If you could spend a night in one iconic building, which would it be and why?
Back before 9/11 we to Dulles Airport outside of Washington DC. After totally misreading the scale of a tourist map, we arrived after midnight to find the airport closed for the day, but waved through the glass to a janitor who let us in to look around, asking us to pull the door shut behind us when we left. Being in that building when it was empty gave me the same feeling as exploring the ruins of a Greek temple.
What advice would you give to young architects?

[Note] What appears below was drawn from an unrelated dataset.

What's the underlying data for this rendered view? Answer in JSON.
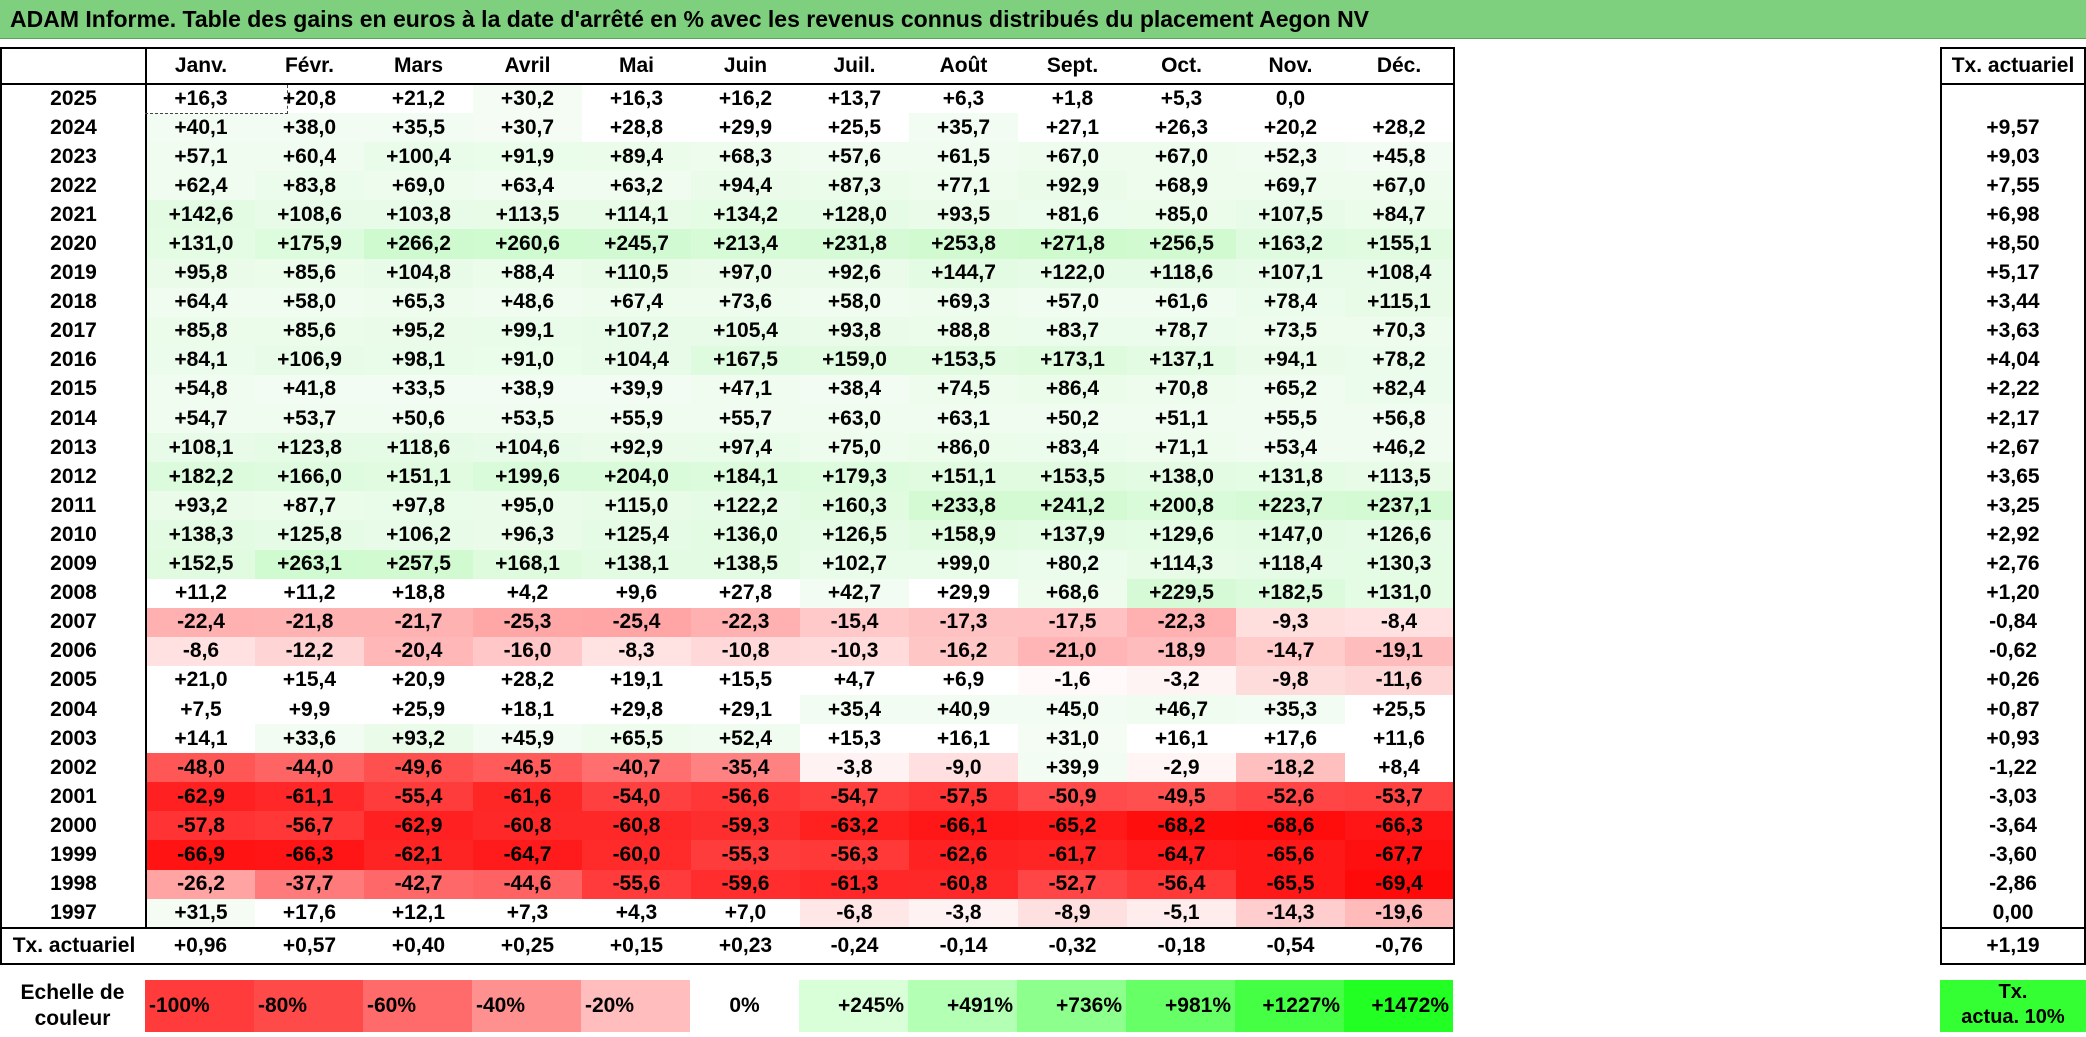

Architecture is a profession where you can do one thing for 30 years or 30 things for one year. This ability to move between depth and breadth has been what has kept things fresh and interesting for me. My advice is to take advantage to of every opportunity to fully explore and immerse yourself in the diversity of architecture before deciding whether you want to pursue one path over another. This is how I came to fully understand one of CO’s core values that “design is in everything”, whether planning a campus, working out a detail or writing a letter. Everything you do has value and contributes to realizing a design in its own unique way.
What is one of your hobbies?
Gardening is a passion that I discovered somewhat late, when I bought a house after more than 20 years of apartment living. We made many mistakes, but deciding to replace our lawn with California native plantings forced me to learn a whole new vocabulary and way of thinking in terms of design and ecologies. I originally thought that building a garden – planning & digging – was gardening, but the work, and the joy, comes from the time I get to spend in the garden touching, smelling, deciding what to leave and what to trim back. Most importantly, gardening has taught me the value of patience since gardens run on their own schedule and not mine. I have also learned just how tenacious the force of life is, even under harsh conditions and neglect, as our garden uses no irrigation whatsoever. I hand water for the first year to get new plants established, and from then on, it’s pretty much “survival of the fittest”.